Newcastle researchers are examining how humans can better trust machines in the murky world of cyberwarfare.
The $750,000 project, funded by the Australian and US defence departments, will combine psychology and computer science to improve cybersecurity.
It is part of an $8 million project over three years, involving Australian and US academics.
University of Newcastle Professor Scott Brown said the research was important to the defence establishment for security reasons.
It's also crucial to corporations and governments, with cybercrime a pervasive and difficult problem.
Detecting a cyberattack among millions of events on a big network can be like finding a needle in a haystack. While artificial intelligence [AI] does much of the detection work, humans play a vital role.
AI detects the possible threats, but it's humans who must decide whether these threats are legitimate.
The research will examine interactions between humans and bots [software programs that perform automated and repetitive tasks].
Associate Professor Ami Eidels, of University of Newcastle, said understanding of context was needed.
"Even the smartest bot does not have this, yet," A/Prof Eidels said.
Professor Brown said the bots "don't make any decisions on their own".
"It's not Terminator. Bots just make recommendations to the humans.
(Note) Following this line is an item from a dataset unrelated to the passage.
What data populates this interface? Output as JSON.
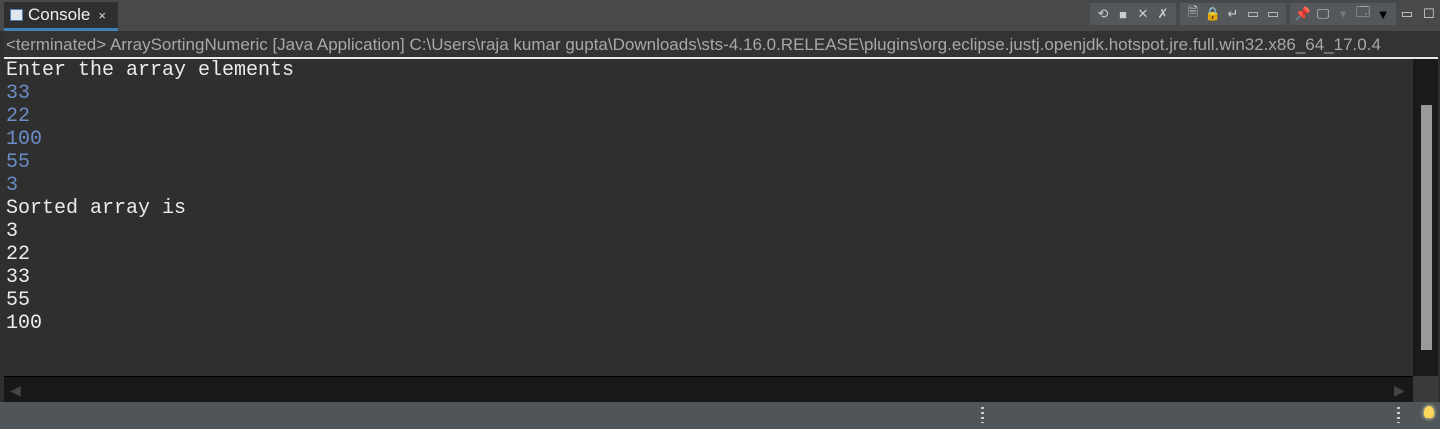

The humans have to make the decision and that's where the psychology is," he said.
He said bots filter network events "in very quick time and make recommendations to human cybersecurity managers".
These are similar to recommendations on Netflix and Amazon.
"A bot can look at things you have previously liked and recommend new ideas. You can choose to accept or reject these ideas," he said.
While making a bad choice on Netflix can be quickly rectified, human errors in cybersecurity can be costly.
"Cybersecurity in large settings is managed by human-machine teams, but they don't always work as well as they should," Professor Brown said.
"This is sometimes because the humans don't trust the machine recommendations. Or, the machines do not provide their recommendations in a way that humans can best interpret them.
"We aim to improve that. Human cybersecurity managers need to know when to trust bot recommendations and when not to."
A key problem is that hackers can be deceptive. They can make attacks look like harmless events.
Hackers seek to exploit human weaknesses such as greed, curiosity, fear and familiarity.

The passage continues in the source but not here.